Picture Neil Diamond as an aging indie rocker, drowning in sorrow, self-hatred, and Jack Daniel's. Picture "Coming to America" reinvented as a touching ode to alcohol-inflicted suicide. Picture Tom Waits (drunk himself) singing at Diamond's funeral. You get the idea. Crooked Fingers, a group fronted by former Archers of Loaf frontman Eric Bachmann, specializes in somber Waitsian tales of drunks and prostitutes and cigarette-smoking women who set themselves on fire and burn to a crisp because they just don't care.
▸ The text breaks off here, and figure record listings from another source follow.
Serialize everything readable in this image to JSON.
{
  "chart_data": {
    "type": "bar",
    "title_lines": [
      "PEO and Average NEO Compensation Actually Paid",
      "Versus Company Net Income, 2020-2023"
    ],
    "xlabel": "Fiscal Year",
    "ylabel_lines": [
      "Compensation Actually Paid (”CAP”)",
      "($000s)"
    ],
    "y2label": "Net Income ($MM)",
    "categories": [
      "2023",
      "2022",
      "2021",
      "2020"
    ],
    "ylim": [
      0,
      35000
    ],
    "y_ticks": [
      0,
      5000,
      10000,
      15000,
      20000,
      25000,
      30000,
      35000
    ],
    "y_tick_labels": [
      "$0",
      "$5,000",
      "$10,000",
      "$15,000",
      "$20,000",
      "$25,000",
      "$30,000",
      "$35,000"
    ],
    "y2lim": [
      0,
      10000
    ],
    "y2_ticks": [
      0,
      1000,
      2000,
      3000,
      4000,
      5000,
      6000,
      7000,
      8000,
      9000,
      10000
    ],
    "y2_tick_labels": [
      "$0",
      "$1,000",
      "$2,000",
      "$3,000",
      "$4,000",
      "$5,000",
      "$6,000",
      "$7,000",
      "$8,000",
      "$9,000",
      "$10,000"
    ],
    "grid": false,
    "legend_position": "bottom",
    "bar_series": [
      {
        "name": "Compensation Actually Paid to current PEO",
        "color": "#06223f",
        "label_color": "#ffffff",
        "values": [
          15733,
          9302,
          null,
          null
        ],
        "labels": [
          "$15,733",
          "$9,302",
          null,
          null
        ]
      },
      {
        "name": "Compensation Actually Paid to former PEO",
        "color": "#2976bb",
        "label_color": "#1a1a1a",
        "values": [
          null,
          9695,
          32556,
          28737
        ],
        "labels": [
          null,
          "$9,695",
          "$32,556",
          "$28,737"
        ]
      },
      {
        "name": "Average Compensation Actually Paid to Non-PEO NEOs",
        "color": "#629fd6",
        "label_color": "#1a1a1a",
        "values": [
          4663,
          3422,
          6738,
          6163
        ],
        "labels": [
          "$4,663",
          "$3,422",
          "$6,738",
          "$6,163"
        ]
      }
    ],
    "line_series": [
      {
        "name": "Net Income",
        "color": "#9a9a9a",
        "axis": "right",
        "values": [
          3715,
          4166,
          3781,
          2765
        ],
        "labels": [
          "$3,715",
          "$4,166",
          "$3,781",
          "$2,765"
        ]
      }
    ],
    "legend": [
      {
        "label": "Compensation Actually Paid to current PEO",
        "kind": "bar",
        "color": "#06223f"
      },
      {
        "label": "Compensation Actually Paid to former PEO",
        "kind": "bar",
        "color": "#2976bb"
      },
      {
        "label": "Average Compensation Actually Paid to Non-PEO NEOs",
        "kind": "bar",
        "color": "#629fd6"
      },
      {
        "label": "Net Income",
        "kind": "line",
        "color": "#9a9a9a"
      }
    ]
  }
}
With his whiskey-soaked voice backed by a thin-sounding fingerpicked electric guitar, Bachmann sells self-explanatory tales of woe like "She Spread Her Legs and Flew Away" with Springsteen-like conviction. He even manages a great impression of the Boss on the recent
Nebraska tribute, lending that trademark resignation to "Mansion on the Hill." With a new album,
Bring on the Snakes, and a tour to help sell it, you've still got to wonder if Bachmann can pull off the dead-on-his-feet singer-songwriter shtick for a live crowd with a live band. Lord only knows. But teeth-clenching ballads like "Juliette" should justify the price of admission in any format, even if Bachmann himself is three sheets to the wind and already smoldering.